U.S. House Minority Leader Nancy Pelosi has endorsed Val
Demings’ bid for the CD10 Democratic nomination. Demings, a former Orlando
police chief, previously won the Democratic nomination for CD10 in 2012, but
came up short in her general election contest against Republican Dan Webster.
The newly redrawn CD10 is now a minority access district with about 50 percent
black voters.
“Val Demings is the exact kind of public servant we need in
Congress to help solve some of the toughest issues facing our country today,”
Pelosi said in her endorsement statement.
Daily Kos called Pelosi’s decision to endorse Demings a “rare move” and noted that “Pelosi doesn’t usually get involved in contested Democratic primaries.” It added that the Pelosi’s decision “is likely aimed at nudging state Sen. Geraldine Thompson out of the race, and/or trying to convince Rep. Corinne Brown to stay put in the 5th District rather than try her luck here.”
Demings is also part of the FAMU family like Brown. She is a
proud “Rattler Mom.” All three of her sons attended FAMU even though she and
her husband, Orange County Sheriff Jerry Demings, earned their undergraduate
degrees from Florida State University.
CD5, which Brown has represented since 1992, ran north-south
from Duval County to Orange County until the Florida Supreme Court voted 5-2 on
December 2 to approve a new set of Congressional district maps in compliance
with the Fair Districts Amendment.

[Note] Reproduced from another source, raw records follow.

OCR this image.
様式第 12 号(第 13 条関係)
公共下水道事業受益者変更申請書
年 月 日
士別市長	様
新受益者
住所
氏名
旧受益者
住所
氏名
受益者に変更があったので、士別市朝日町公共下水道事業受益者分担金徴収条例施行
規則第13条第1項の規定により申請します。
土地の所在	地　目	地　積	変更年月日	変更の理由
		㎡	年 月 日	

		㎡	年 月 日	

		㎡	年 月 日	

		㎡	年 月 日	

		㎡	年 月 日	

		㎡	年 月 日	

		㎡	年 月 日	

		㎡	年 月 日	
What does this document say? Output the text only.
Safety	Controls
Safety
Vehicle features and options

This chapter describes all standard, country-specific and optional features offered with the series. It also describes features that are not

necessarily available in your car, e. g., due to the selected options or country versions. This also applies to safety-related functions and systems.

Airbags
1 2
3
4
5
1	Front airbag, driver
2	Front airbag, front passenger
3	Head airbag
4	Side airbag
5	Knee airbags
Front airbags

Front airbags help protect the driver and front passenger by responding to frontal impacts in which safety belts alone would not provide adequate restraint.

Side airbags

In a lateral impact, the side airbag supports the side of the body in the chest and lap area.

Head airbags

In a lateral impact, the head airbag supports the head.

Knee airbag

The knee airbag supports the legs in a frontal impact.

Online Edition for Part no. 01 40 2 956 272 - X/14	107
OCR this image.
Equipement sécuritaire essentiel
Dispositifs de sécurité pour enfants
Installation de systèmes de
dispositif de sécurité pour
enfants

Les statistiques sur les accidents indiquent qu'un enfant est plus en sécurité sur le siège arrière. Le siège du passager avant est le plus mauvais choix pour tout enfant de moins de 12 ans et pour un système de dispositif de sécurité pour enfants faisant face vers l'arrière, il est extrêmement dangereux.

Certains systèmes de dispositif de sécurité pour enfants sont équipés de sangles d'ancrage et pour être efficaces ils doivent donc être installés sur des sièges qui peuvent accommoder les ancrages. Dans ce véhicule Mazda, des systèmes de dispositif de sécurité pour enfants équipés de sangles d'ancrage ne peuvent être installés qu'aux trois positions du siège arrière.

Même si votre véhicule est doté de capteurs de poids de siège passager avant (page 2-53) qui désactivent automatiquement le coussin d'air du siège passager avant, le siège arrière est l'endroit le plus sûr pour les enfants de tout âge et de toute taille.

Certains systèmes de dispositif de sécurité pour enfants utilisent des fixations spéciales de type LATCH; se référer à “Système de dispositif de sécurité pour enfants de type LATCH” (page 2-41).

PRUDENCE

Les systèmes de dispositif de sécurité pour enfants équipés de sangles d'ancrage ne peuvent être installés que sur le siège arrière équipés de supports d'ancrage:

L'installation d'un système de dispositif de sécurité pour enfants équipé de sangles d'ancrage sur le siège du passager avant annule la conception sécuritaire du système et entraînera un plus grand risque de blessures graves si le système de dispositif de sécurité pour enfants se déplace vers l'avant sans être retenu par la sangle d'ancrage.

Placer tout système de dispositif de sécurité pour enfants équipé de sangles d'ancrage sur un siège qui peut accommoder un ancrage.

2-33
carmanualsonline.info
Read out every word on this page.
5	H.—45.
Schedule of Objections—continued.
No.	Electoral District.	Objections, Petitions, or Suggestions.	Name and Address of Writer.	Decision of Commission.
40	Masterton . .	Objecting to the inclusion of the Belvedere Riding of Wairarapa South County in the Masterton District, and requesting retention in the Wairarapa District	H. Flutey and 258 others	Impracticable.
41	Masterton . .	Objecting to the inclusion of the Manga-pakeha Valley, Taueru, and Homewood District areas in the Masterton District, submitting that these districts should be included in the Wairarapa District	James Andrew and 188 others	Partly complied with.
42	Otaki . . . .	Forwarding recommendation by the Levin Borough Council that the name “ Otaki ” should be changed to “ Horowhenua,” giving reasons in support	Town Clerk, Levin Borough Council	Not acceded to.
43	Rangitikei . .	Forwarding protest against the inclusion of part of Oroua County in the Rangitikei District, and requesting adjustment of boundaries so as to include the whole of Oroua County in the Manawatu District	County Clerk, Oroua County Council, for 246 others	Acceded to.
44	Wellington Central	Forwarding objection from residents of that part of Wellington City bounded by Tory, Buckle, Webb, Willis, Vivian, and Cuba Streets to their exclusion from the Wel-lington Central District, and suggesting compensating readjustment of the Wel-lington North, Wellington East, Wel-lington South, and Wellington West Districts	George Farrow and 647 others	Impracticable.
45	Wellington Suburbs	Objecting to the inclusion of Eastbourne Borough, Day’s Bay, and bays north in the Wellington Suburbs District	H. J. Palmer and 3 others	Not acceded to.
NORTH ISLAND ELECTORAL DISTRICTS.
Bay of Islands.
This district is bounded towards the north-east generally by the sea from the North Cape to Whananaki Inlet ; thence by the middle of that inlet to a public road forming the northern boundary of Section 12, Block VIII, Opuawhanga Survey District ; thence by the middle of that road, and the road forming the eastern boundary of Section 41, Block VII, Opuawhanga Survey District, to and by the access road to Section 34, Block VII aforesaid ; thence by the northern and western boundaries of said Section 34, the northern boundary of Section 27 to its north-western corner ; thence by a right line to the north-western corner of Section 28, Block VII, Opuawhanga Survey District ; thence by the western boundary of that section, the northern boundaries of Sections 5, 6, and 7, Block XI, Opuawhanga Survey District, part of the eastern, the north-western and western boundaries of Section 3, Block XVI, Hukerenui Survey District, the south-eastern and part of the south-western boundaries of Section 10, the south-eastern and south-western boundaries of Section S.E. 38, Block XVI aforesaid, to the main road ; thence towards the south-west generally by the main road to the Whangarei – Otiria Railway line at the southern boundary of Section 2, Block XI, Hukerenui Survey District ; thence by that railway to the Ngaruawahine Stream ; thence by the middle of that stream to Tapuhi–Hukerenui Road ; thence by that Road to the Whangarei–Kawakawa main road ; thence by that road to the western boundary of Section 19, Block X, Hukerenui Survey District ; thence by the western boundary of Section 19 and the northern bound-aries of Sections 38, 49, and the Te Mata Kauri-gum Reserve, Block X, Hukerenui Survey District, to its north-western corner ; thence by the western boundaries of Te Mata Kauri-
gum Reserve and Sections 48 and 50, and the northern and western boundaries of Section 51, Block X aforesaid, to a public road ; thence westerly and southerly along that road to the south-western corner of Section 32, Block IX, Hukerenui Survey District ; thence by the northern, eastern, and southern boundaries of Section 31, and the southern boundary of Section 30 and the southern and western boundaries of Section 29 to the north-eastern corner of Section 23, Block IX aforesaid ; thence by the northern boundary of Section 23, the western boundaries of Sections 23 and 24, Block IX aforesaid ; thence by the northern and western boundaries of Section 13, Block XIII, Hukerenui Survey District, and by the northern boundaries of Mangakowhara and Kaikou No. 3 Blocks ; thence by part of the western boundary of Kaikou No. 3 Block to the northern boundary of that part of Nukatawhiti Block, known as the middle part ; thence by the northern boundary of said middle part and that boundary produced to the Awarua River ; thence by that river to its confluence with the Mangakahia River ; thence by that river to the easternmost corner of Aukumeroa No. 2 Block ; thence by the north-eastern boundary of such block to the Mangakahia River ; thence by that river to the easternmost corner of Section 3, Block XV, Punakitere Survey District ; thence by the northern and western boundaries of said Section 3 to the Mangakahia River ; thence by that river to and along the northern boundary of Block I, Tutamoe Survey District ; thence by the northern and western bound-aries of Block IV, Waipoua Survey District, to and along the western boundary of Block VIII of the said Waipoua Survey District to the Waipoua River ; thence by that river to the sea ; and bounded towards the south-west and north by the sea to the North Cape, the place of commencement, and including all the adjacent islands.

The new maps included a redrawn District 5
that runs from Duval to Gadsden Counties. The new CD5 remains a minority-access
seat with about 45 percent black voters.
Brown has been highly critical of the new version of her
district.
“District 5 [the proposed district]: They knew when they
drew it that it would not elect an African-American nor would it elect a
Democrat,” she said in a quote published by the Florida Times-Union. “I have no
idea why they drew that district.”
But FAMU alumnus Alfred “Al” Lawson, who has declared his
intention to run for the CD5 seat, thinks an African American Democrat can win the redrawn district.
“I’ve never had a district that was more than 26 or 28
percent African American. So I’m not concerned about a minority-access seat. I
never had one,” he said in a quote published in POLITICO Florida.